A Technology Pattern from
Patterns for Personal Web Sites
The World Wide Web was invented to disseminate information. One of the ways it did this was by establishing a simple, standard document format. Deciding how to render it for viewing was left to whatever browser a person chose to use. Diversity was encouraged. From this came Lynx, a text-only browser, and the first widely popular graphic browser, Mosaic.
The ascendancy of Netscape Navigator, and later Internet Explorer, brought proprietary extensions to HTML. The result was pages optimized for specific browsers. Diversity languished, and unusable or partly broken sites became common. Sites created to share information ended up hiding it.
Therefore, make your site open to all visitors by supporting all browsers.
There are several audiences to consider, each with their own requirements:
people using older browsers or alternative browsers (e.g., text or PDA browsers) might not be able to use all the latest data formats, so choose an Appropriate Format.

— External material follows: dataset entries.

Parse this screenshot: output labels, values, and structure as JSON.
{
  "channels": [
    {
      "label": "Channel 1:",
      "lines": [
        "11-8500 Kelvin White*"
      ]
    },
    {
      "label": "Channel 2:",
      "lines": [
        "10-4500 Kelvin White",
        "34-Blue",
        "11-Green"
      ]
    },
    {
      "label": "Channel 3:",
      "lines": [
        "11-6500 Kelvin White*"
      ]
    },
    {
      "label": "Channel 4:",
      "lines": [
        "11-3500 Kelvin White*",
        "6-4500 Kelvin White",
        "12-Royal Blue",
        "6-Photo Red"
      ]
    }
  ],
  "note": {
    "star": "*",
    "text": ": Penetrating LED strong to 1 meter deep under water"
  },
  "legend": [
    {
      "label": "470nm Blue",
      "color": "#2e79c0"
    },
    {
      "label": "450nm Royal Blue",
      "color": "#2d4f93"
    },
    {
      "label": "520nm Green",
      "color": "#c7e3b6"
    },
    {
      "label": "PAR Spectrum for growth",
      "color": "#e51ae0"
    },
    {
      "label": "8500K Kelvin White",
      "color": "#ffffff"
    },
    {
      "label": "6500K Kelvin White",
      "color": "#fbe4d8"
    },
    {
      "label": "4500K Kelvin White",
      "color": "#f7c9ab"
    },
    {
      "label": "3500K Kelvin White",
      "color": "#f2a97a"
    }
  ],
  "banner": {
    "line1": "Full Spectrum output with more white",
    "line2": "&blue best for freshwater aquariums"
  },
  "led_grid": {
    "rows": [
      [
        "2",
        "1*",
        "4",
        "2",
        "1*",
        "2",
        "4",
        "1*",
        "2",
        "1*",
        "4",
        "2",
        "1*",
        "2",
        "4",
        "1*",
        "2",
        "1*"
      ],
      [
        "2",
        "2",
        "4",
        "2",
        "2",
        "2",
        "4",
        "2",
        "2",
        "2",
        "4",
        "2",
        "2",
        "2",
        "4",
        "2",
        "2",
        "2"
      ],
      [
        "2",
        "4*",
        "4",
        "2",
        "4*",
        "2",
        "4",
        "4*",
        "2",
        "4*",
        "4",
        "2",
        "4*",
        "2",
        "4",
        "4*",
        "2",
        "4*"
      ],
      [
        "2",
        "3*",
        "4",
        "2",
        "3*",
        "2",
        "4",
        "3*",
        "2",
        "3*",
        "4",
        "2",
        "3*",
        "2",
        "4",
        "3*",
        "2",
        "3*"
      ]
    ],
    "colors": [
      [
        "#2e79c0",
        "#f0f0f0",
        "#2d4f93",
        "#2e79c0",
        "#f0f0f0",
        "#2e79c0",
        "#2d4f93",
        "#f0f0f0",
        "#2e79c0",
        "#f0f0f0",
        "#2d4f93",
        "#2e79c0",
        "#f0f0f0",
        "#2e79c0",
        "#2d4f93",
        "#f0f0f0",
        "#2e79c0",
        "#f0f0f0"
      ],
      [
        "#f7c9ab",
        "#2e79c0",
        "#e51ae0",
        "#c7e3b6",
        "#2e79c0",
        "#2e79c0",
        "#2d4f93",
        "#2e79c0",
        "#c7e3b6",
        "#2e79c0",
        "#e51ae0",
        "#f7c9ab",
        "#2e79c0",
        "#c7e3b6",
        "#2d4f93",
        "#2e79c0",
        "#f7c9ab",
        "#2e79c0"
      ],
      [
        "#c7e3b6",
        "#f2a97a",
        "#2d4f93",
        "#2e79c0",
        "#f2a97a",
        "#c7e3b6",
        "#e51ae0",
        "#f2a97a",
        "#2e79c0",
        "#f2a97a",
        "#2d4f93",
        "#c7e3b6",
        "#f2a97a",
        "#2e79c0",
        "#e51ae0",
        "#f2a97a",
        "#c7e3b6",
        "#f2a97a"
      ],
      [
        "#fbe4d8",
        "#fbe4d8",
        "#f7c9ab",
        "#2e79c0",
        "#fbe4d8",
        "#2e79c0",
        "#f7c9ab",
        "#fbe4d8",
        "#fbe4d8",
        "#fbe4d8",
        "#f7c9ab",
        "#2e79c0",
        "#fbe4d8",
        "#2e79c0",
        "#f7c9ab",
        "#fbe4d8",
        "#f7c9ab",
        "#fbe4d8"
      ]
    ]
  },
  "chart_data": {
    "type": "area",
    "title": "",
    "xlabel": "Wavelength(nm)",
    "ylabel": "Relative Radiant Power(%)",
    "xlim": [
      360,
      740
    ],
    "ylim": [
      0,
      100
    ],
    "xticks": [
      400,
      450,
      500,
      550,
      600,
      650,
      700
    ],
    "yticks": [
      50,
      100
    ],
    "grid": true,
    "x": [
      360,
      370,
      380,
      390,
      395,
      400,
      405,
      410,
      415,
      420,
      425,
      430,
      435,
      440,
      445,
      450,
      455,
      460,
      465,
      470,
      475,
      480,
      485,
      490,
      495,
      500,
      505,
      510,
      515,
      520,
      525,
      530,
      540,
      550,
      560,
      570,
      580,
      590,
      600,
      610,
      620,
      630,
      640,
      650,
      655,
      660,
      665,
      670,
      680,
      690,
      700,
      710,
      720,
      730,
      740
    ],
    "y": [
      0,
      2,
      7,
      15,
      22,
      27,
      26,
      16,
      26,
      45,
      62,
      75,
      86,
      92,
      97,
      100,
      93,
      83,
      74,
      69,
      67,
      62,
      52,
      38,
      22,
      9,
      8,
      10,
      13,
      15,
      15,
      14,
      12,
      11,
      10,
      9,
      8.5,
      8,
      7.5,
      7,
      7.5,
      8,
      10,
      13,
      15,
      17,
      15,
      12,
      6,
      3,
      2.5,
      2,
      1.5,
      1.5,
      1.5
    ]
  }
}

If you choose a format that isn't widely supported, design for Graceful Failure.
people using future browsers -- you can't guess what new browsers will allow, so write Valid Markup.
people reading your site offline -- make it easy for them to do so by ensuring Offline Readability.
While designing for a particular browser might seem the best choice now, it might cause problems later. The browser could lose popularity, or later versions of the same browser might break browser-specific code (e.g., Netscape versions 3 & 4).